Cribriform-Morular Variant
The CMV is a rare type of tumor that occurs in patients with autosomal dominant inherited familial adenomatous polyposis (FAP), although sporadic isolated cases have been reported [46,47]. Multiplicity usually is present in patients with FAP [48]. In such patients, CMV PTC may be diagnosed before colonic manifestations are apparent; hence, its proper identification is essential for the prompt assessment of colonic disease and APC gene status, as well as timely familial counseling. CMV PTC has an early age of onset (age range, 19 to 46 years) and female predominance [48]. It is histologically characterized by the papillary growth of tall columnar cells, a cribriform pattern without colloids, and the presence of spindle cells, squamoid morules, and nuclear clearing. β-Catenin immunostaining is important for the definitive diagnosis of CMV PTC [49].
Previous studies have shown that that most CMV tumors do not exhibit malignant features on US [48]. Rather, their most common US feature is the presence of oval, circumscribed, heterogeneous, and hypoechoic solid nodule(s) without a hypoechoic halo or calcification (Fig. 5).
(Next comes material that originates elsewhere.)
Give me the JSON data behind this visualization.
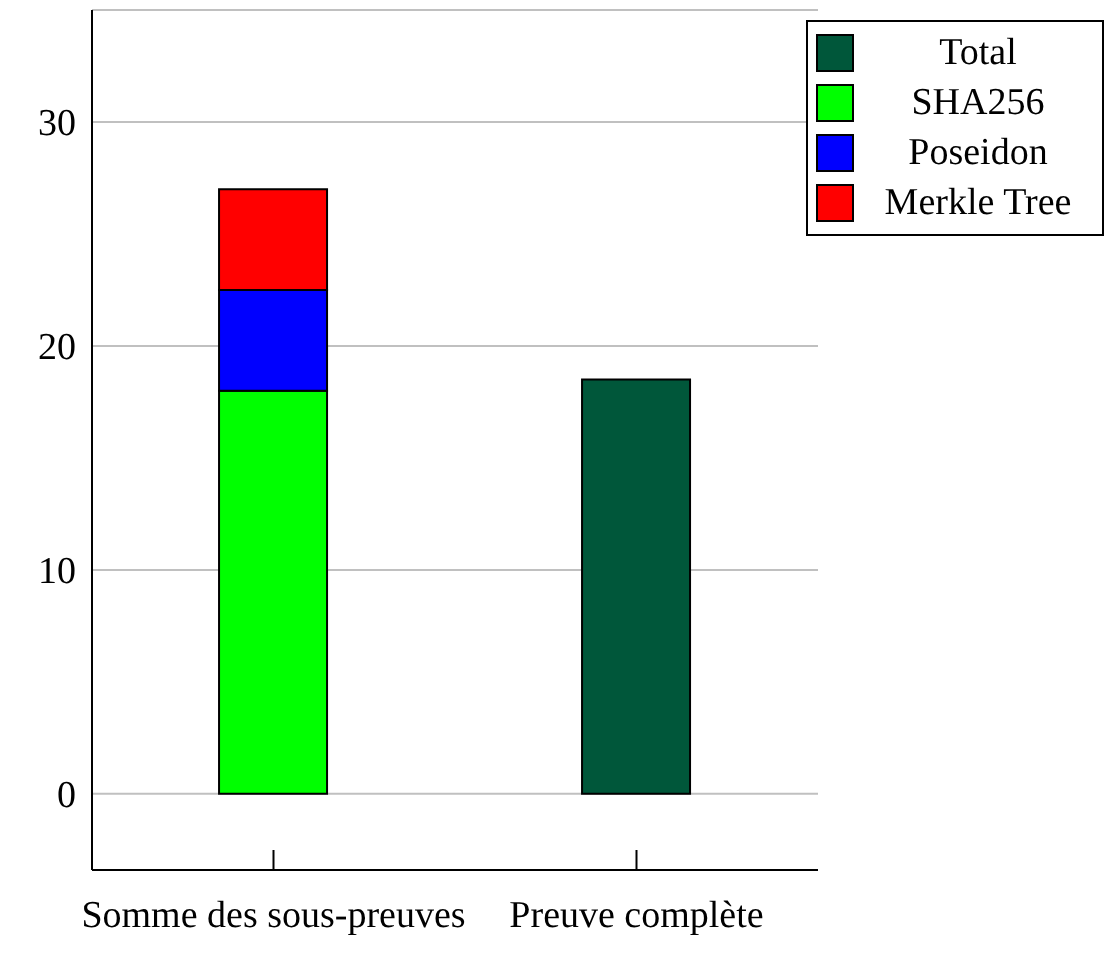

It is not easy to diagnose this type of PTC preoperatively based solely on US features and cytology.
Warthin-like Variant
First described in 1995, the WV is a rare entity that resembles the Warthin tumor of the salivary gland [50]. It consists of cells with oncocytic cytoplasm and the nuclear features of papillary carcinoma that line the papillary structures with dense lymphocytic infiltration in the stalks. The presence of lymphocytic stroma in a thyroid tumor is thought to indicate a favorable prognosis, with tumor-associated lymphocytes contributing to the control of tumor growth [50]. Associated Hashimoto thyroiditis was observed in 93% to 100% of the reported patients with WV PTC [51]. The WV has a significantly lower rate of BRAF mutations than does classic PTC (65% vs. 84%).
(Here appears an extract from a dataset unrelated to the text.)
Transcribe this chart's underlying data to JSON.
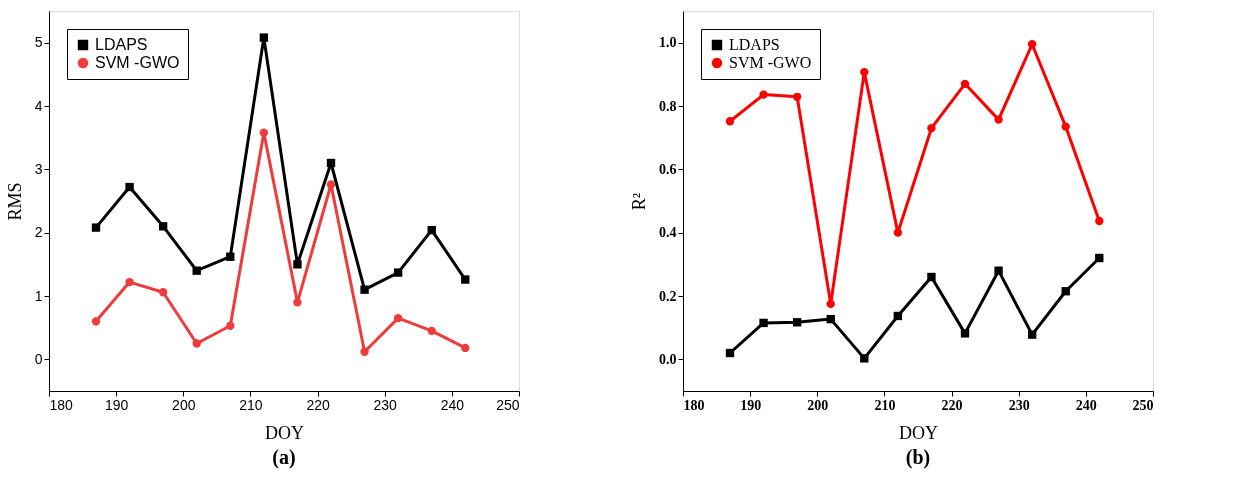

WV PTC has a favorable prognosis but can be misdiagnosed as a probably benign nodule or focal thyroiditis on US. All cases are associated with heterogeneous parenchyma in the background [52]. Table 2 is summerized in the incidence and common US features of PTC variants.
Conclusion
The US features at the time of diagnosis are helpful in predicting the biological behavior of PTC. With active surveillance replacing immediate biopsy or surgery for indolent, small PTCs, an understanding of the US characteristics of the variants of PTC will facilitate the individualized management of patients with PTC.
Notes
No potential conflict of interest relevant to this article was reported.